Le second aspect de cette ouverture est la place qu'occupent dans la gamme des disciplines mobilisées les Sciences de l'ingénieur. Cela s'explique bien évidemment par le rôle médiateur que jouent ces disciplines entre connaissance et action. On retrouve là les finalités d'action que visent les recherches.
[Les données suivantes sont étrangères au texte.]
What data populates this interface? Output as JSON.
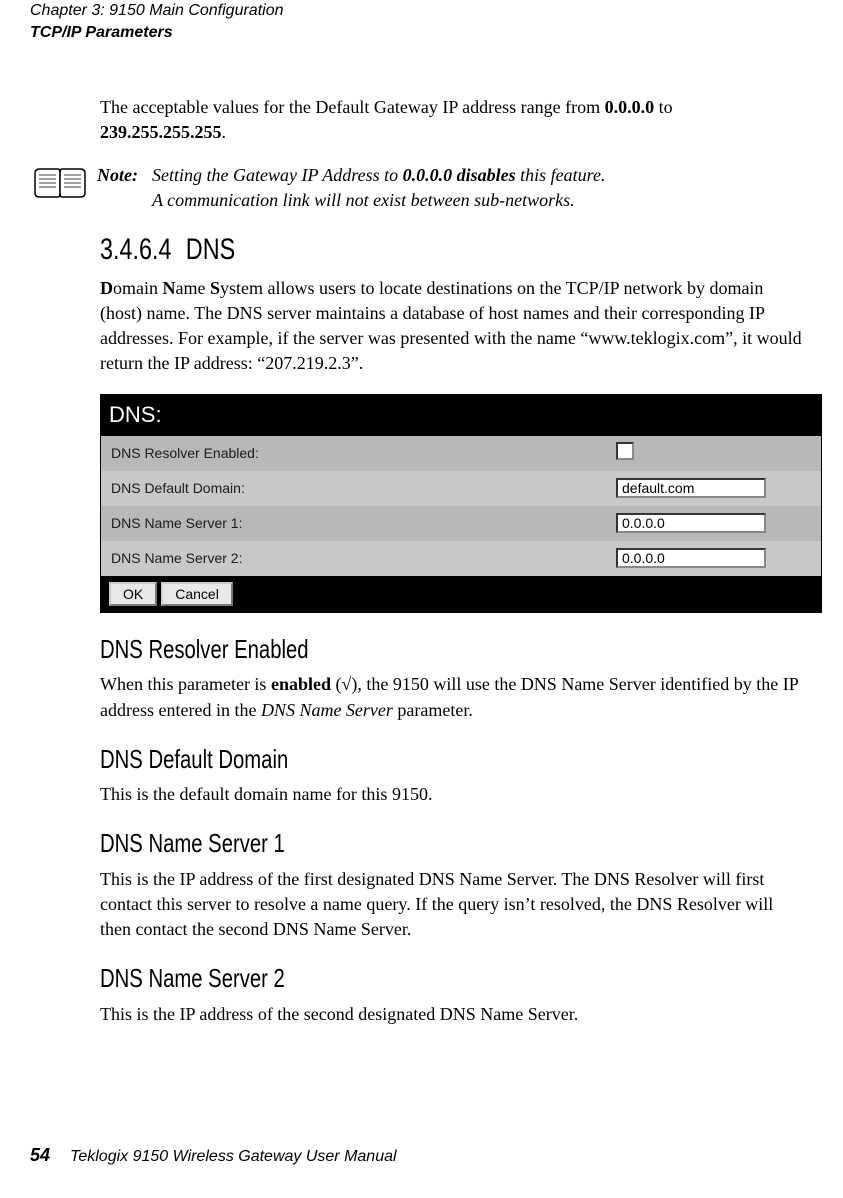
{
  "header": {
    "chapter": "Chapter 3:  9150 Main Configuration",
    "section": "TCP/IP Parameters"
  },
  "intro": {
    "text_before": "The acceptable values for the Default Gateway IP address range from ",
    "range_start": "0.0.0.0",
    "text_mid": " to ",
    "range_end": "239.255.255.255",
    "period": "."
  },
  "note": {
    "label": "Note:",
    "line1_before": "Setting the Gateway IP Address to ",
    "line1_bold": "0.0.0.0 disables",
    "line1_after": " this feature.",
    "line2": "A communication link will not exist between sub-networks."
  },
  "section": {
    "number": "3.4.6.4",
    "title": "DNS"
  },
  "dns_para": {
    "d": "D",
    "omain": "omain ",
    "n": "N",
    "ame": "ame ",
    "s": "S",
    "rest": "ystem allows users to locate destinations on the TCP/IP network by domain (host) name. The DNS server maintains a database of host names and their corresponding IP addresses. For example, if the server was presented with the name “www.teklogix.com”, it would return the IP address: “207.219.2.3”."
  },
  "panel": {
    "title": "DNS:",
    "rows": [
      {
        "label": "DNS Resolver Enabled:",
        "type": "checkbox",
        "value": ""
      },
      {
        "label": "DNS Default Domain:",
        "type": "text",
        "value": "default.com"
      },
      {
        "label": "DNS Name Server 1:",
        "type": "text",
        "value": "0.0.0.0"
      },
      {
        "label": "DNS Name Server 2:",
        "type": "text",
        "value": "0.0.0.0"
      }
    ],
    "ok": "OK",
    "cancel": "Cancel"
  },
  "resolver": {
    "heading": "DNS Resolver Enabled",
    "before": "When this parameter is ",
    "enabled": "enabled",
    "check": " (√), the 9150 will use the DNS Name Server identified by the IP address entered in the ",
    "italic": "DNS Name Server",
    "after": " parameter."
  },
  "default_domain": {
    "heading": "DNS Default Domain",
    "text": "This is the default domain name for this 9150."
  },
  "server1": {
    "heading": "DNS Name Server 1",
    "text": "This is the IP address of the first designated DNS Name Server. The DNS Resolver will first contact this server to resolve a name query. If the query isn’t resolved, the DNS Resolver will then contact the second DNS Name Server."
  },
  "server2": {
    "heading": "DNS Name Server 2",
    "text": "This is the IP address of the second designated DNS Name Server."
  },
  "footer": {
    "page": "54",
    "title": "Teklogix 9150 Wireless Gateway User Manual"
  }
}
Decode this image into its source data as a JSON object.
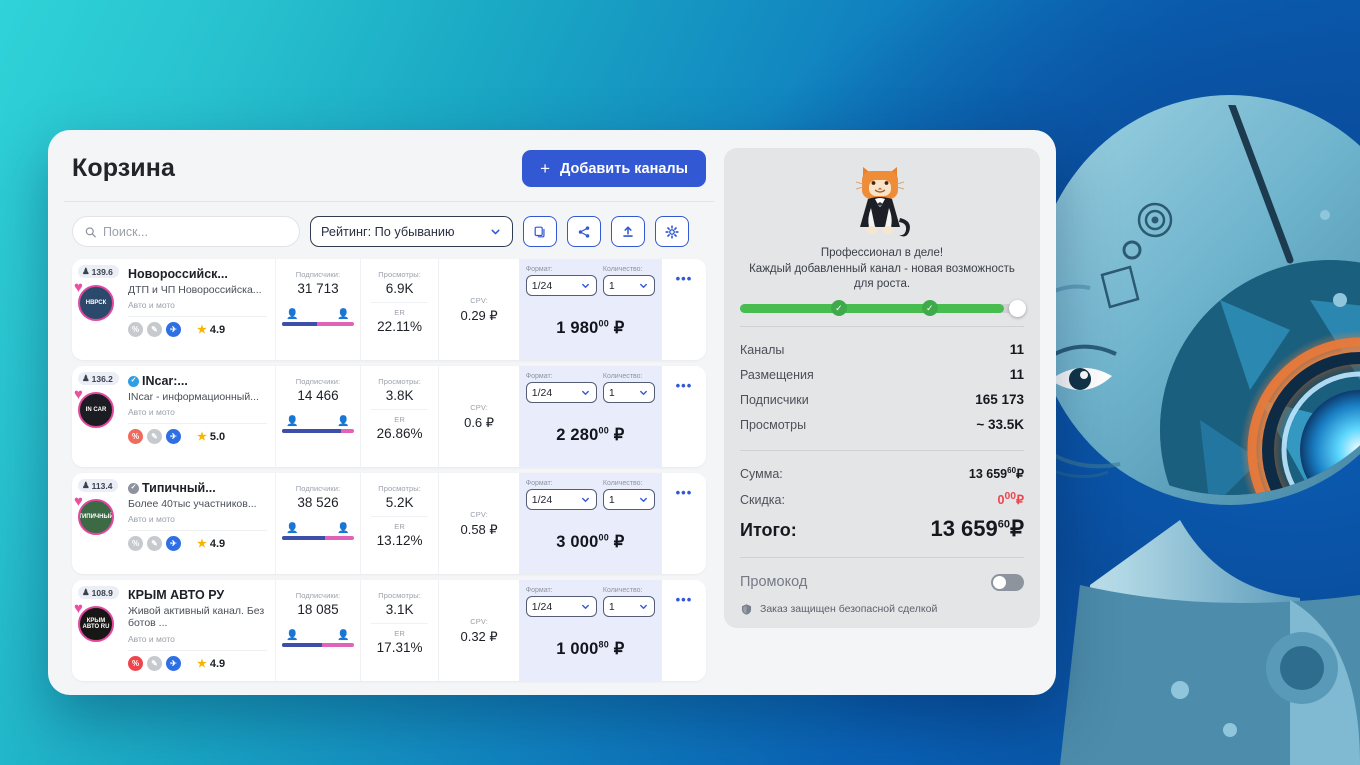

Il s'agit de soumettre les compétences techniques existantes à l'épreuve des problèmes environnementaux qu'elles soulèvent et d'inventer les connaissances et les savoir-faire techniques alternatifs susceptibles d'être parties de leur solution.
Le troisième aspect de cette ouverture est l'appel fait aux Sciences de l'homme et de la société, au sens large du terme (y compris donc l'économie)11. Cette ouverture illustre le fait qu'en matière d'environnement, si une politique publique doit évidemment reposer sur la meilleure connaissance possible des phénomènes naturels qui l'imposent, elle doit aussi prendre en compte les causes et les conséquences économiques et sociales du problème posé pour être en mesure d'orienter et d'instrumenter de la façon la plus opportune possible l'action à mener12. La place croissante avec le temps qui est donnée à cet ensemble de disciplines dans pratiquement tous les programmes traduit la prise de conscience progressive de cette nécessité. Cela conduit d'ailleurs, de la même manière que pour les disciplines « naturalistes », à ouvrir l'éventail des disciplines à mobiliser et à développer des problématiques qui leur soient transversales. Le fait qu'il faille considérer dans son ensemble le champ du social auquel l'action publique va se trouver confrontée, fait également que les problématiques proposées aux chercheurs les contraignent à y situer leurs apports respectifs pour contribuer à une démarche ayant une cohérence d'ensemble. Et, comme pour les autres disciplines, à repenser la capacité – extrêmement variable, là aussi13 – de leur discipline à répondre aux exigences de l'action. Une des grandes évolutions des programmes est de passer d'une conception « instrumentale » des Sciences sociales à un accent mis sur leurs apports davantage en termes de réflexivité à la démarche de recherche.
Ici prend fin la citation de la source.